Plot the azimuth pattern plots for the rectangular and the cylindrical reflector antennas and compare their results.

pa1 = patternAzimuth(antR,1e9,0,"Azimuth",0:-1:-360);
pa2 = patternAzimuth(cref,1e9,0,"Azimuth",0:-1:-360);
figure
polarpattern(pa1);
hold on;
polarpattern(pa2);
hold off;
l = legend("Rectangular Reflector","Cylindrical Reflector");
l.Position = [0.6 0.8877 0.2996 0.0869];

Figure contains an axes object. The hidden axes object contains 2 objects of type line. These objects represent Rectangular Reflector, Cylindrical Reflector.

Cylindrical reflectors, on account of their curvature, provide higher gain compared to the rectangular reflectors.

Elevation Plots of Spherical and Parabolic Reflectors

Plot the elevation patterns of spherical and parabolic reflector antennas to compare their radiation characteristics.

Create a parabolic reflector antenna.

pref = reflectorParabolic;
show(pref)

Figure contains an axes object. The axes object with title reflectorParabolic antenna element, xlabel x (mm), ylabel y (mm) contains 5 objects of type patch, surface. These objects represent PEC, feed.

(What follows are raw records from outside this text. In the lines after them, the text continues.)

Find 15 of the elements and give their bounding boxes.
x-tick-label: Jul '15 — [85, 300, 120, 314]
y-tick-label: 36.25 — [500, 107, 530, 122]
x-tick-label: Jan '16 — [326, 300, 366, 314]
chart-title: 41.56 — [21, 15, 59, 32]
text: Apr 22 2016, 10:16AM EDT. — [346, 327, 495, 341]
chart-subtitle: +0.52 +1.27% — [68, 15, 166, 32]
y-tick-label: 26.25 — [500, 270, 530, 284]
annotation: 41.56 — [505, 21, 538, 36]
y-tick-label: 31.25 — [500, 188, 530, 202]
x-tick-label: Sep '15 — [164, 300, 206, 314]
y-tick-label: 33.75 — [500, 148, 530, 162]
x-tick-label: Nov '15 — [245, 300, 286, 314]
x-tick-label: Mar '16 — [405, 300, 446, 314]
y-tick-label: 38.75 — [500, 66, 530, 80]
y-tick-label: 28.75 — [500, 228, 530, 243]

Compare the elevation pattern plots of the parabolic and the spherical reflector antennas.

pe1 = patternElevation(pref,10e9,0,Elevation=0:360);
pe2 = patternElevation(sref,10e9,0,Elevation=0:360);
figure
polarpattern(pe1)
hold on;
polarpattern(pe2)
l = legend("Parabolic Reflector","Spherical Reflector");
l.Position = [0.6 0.8877 0.2996 0.0869];

Figure contains an axes object. The hidden axes object contains 2 objects of type line. These objects represent Parabolic Reflector, Spherical Reflector.

The elevation pattern plot of the spherical reflector shows more peaks as compared to the parabolic reflector meaning a spherical reflector scans a wider area.

Reference

[1] Balanis, Constantine A. Antenna Theory: Analysis and Design. 3rd ed. Hoboken, NJ: John Wiley, 2005.